In February 2019, the United States Supreme Court heard oral arguments in an appeal from the January 2018 decision of the First Circuit Court of Appeals in Mission Product Holdings, Inc. v. Tempnology, LLC (In re Tempnology, LLC). The case involved the chapter 11 proceedings of a manufacturer of clothing and accessories designed to stay cool when used in exercise sold under the brand name “Coolcore.”
In Tempnology, the First Circuit ruled that the bankrupt trademark licensor could deprive the non-debtor licensee from continued rights to use the licensed trademarks. The licensee appealed to the Supreme Court which agreed to hear the case.
In a decision issued in May 2019, the Supreme Court reversed the First Circuit decision. In so doing, the Supreme Court also rejected the similar logic of the Fourth Circuit’s 1985 opinion in Lubrizol Enterprises, Inc. v. Richmond Metal Finishers, Inc.
In its ruling, the Supreme Court adopted the competing view of the Seventh Circuit’s 2012 decision in Sunbeam Products, Inc. v. Chicago American Manufacturing, LLC — holding that a debtor licensor’s “rejection” of a license in bankruptcy did not, by itself, deprive a non-debtor licensee of the right to continued usage of the trademarks.
The 8-1 Supreme Court decision, authored by Justice Kagen, brought much needed clarity to a narrow (but important) issue that had divided lower courts for years. Yet, the Supreme Court’s resolution of that issue has had no impact on bringing final resolution to the Tempnology parties. Their battle has continued unabated in the federal courts. Indeed, in the year since the Supreme Court argument, litigation remains pending and a resolution for the parties appears nowhere in sight.
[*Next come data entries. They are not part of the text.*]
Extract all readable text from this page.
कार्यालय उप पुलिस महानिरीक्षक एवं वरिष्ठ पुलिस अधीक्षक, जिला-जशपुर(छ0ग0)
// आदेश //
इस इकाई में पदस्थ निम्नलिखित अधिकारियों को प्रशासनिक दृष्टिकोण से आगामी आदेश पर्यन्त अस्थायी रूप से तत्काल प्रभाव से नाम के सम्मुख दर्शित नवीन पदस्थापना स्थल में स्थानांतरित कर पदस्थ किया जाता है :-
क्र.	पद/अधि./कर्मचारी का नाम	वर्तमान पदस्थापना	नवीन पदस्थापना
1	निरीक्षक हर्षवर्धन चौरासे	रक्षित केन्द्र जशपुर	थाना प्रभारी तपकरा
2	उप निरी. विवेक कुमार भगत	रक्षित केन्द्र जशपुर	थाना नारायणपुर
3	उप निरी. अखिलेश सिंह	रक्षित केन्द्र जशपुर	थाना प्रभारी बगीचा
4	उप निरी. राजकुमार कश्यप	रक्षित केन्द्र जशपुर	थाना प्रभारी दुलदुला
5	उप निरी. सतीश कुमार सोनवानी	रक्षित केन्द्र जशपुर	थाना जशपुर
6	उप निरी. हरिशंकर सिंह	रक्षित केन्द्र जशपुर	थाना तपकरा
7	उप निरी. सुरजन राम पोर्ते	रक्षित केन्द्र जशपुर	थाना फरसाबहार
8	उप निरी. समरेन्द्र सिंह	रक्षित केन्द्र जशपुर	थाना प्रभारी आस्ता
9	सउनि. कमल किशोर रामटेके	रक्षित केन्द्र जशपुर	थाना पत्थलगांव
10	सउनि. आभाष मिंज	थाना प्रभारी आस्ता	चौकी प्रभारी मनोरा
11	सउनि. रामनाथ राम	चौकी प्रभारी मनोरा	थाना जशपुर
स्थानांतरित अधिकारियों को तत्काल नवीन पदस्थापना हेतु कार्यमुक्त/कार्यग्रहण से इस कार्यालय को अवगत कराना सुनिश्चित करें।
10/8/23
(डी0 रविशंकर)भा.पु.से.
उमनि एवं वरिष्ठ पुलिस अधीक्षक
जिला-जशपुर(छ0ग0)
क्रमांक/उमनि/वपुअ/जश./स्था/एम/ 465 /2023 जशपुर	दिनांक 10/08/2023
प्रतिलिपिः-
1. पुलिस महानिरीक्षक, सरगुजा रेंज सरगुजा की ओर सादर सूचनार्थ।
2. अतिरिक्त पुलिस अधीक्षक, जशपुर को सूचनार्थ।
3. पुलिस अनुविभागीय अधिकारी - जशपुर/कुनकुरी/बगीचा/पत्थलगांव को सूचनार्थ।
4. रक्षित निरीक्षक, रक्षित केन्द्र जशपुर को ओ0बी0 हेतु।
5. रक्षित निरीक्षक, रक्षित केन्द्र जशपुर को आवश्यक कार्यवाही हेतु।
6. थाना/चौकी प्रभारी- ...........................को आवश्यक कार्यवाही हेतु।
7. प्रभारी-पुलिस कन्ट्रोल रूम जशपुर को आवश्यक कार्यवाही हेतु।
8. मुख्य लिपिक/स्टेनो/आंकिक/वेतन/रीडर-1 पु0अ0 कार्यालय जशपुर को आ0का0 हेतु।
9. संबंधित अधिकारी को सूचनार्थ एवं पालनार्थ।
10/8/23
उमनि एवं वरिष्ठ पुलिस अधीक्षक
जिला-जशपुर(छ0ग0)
So what has happened in the past year? Soon after the Supreme Court decision was announced in May, 2019, the First Circuit in July, 2019 remanded the case back to the Bankruptcy Court for further proceedings consistent with the Supreme Court’s judgment. Thereafter, the licensee filed an amended proof of claim and an administrative expense motion seeking damages for both the pre-bankruptcy and post-bankruptcy period.
No action has been taken by the Debtor or the Bankruptcy Court on the damage claim issue as of yet however. Instead, by agreement of the parties and the approval of the Bankruptcy Court, the deadline for filing any response has been stayed pending a decision by the First Circuit on yet another appeal of yet another dispute. While the appeal in that dispute remains pending, the parties have agreed to reserve all rights against each other in the underlying bankruptcy case (Case No 15-11400-CJP, Bankr. D. N.H).
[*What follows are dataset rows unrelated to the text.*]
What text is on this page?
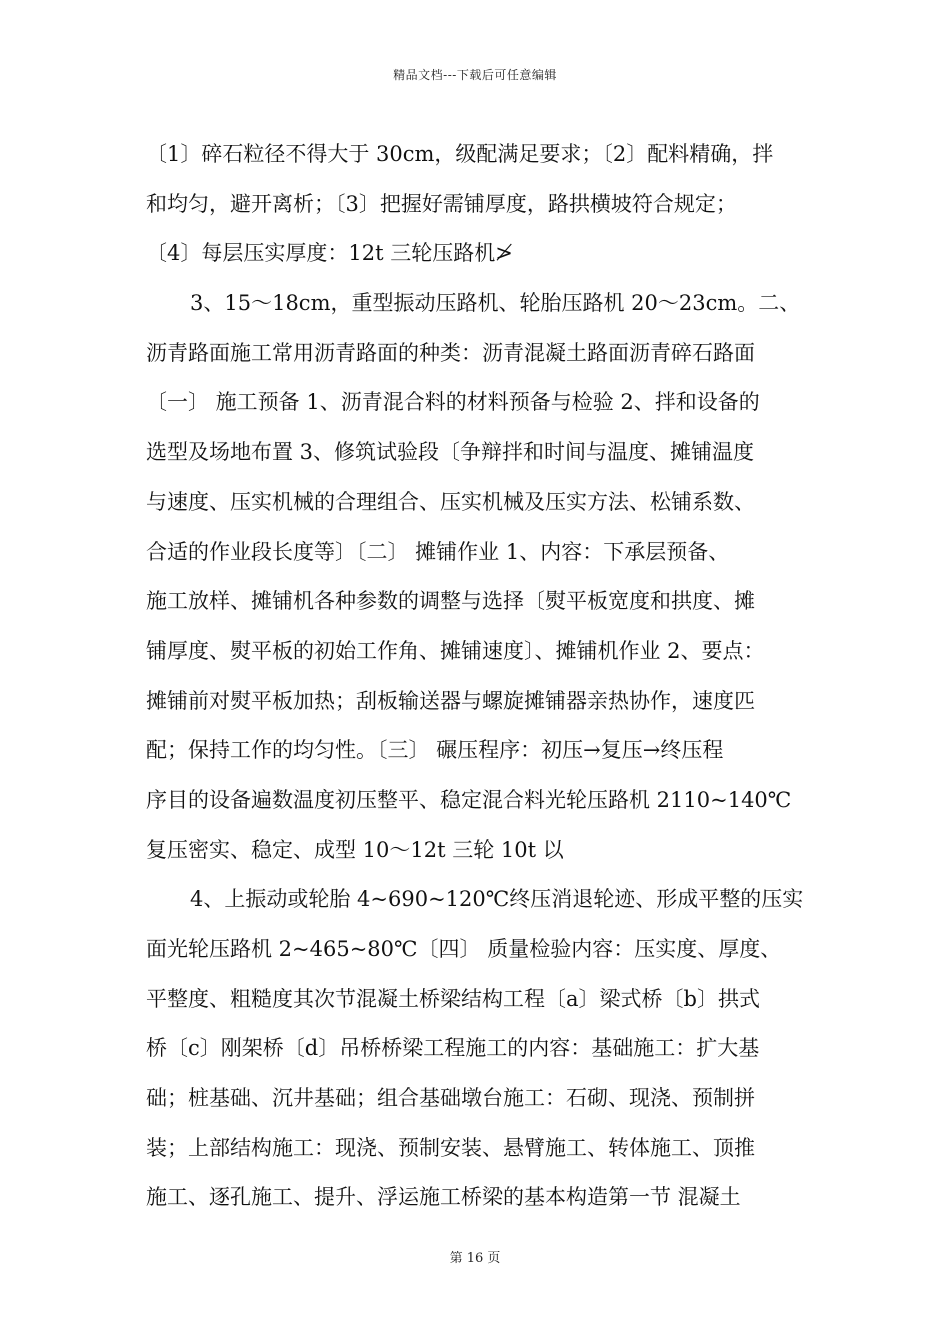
精品文档---下载后可任意编辑
〔1〕碎石粒径不得大于 30cm，级配满足要求；〔2〕配料精确，拌
和均匀，避开离析；〔3〕把握好需铺厚度，路拱横坡符合规定；
〔4〕每层压实厚度：12t 三轮压路机≯
3、15～18cm，重型振动压路机、轮胎压路机 20～23cm。二、
沥青路面施工常用沥青路面的种类：沥青混凝土路面沥青碎石路面
〔一〕 施工预备 1、沥青混合料的材料预备与检验 2、拌和设备的
选型及场地布置 3、修筑试验段〔争辩拌和时间与温度、摊铺温度
与速度、压实机械的合理组合、压实机械及压实方法、松铺系数、
合适的作业段长度等〕〔二〕 摊铺作业 1、内容：下承层预备、
施工放样、摊铺机各种参数的调整与选择〔熨平板宽度和拱度、摊
铺厚度、熨平板的初始工作角、摊铺速度〕、摊铺机作业 2、要点：
摊铺前对熨平板加热；刮板输送器与螺旋摊铺器亲热协作，速度匹
配；保持工作的均匀性。〔三〕 碾压程序：初压→复压→终压程
序目的设备遍数温度初压整平、稳定混合料光轮压路机 2110~140℃
复压密实、稳定、成型 10～12t 三轮 10t 以
4、上振动或轮胎 4~690~120℃终压消退轮迹、形成平整的压实
面光轮压路机 2~465~80℃〔四〕 质量检验内容：压实度、厚度、
平整度、粗糙度其次节混凝土桥梁结构工程〔a〕梁式桥〔b〕拱式
桥〔c〕刚架桥〔d〕吊桥桥梁工程施工的内容：基础施工：扩大基
础；桩基础、沉井基础；组合基础墩台施工：石砌、现浇、预制拼
装；上部结构施工：现浇、预制安装、悬臂施工、转体施工、顶推
施工、逐孔施工、提升、浮运施工桥梁的基本构造第一节 混凝土
第 16 页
What appeal is pending now before the First Circuit? Throughout the time when Supreme Court review was underway in 2019 on the license issue, proceedings continued in the underlying bankruptcy proceeding on other issues. Specifically, the Bankruptcy Court determined that it was not precluded by the pending Supreme Court review from granting relief from stay to the secured lender who had purchased the Debtor’s assets at a bankruptcy auction at the outset of the bankruptcy case. The licensee appealed to the Bankruptcy Appellate Panel (BAP) which affirmed in a decision issued June 18, 2019.
Because no stay pending appeal was issued by either the Bankruptcy Court or the BAP, the debtor distributed the sole remaining estate asset (approximately $500,000 in cash) to the secured lender/buyer. The licensee then appealed that decision to the First Circuit in July 2019, where the dispute remains pending today. (1st Cir. Docket No. 19-9004).
Some observations on the current status:
- According to press reports, Tempnology was originally formed in 2008. The license agreement at issue was signed in 2012 and Tempnology sought chapter 11 relief in 2015.
- The parties have already spent more years in litigation over the license (5) than the number of years the deal remained in place (3). At this rate, it is entirely possible that the battle may still rage in 2022 — given the parties as many years of litigation (7) as Tempnology had of corporate life before seeking chapter 11.
- Could the deal have been structured differently at the outset so as to have avoided the scenario that unfolded? Were there inflection points during the deal where some renegotiation could have occurred that would have avoided the need for chapter 11 and the subsequent five years (and counting) of litigation? How much time, money and effort could have been saved if an alternative path of mutual interest been identified and pursued?
When entering into a contractual relationship, it is important to think critically not just about the possible upside of the relationship — but also the possible downside and ways to minimize adverse impacts. No matter how the First Circuit ultimately comes out on the most recent dispute — and no matter how the Bankruptcy Court ultimately comes out on the pending damage claims — the title of victor will prove elusive for any party after so many years.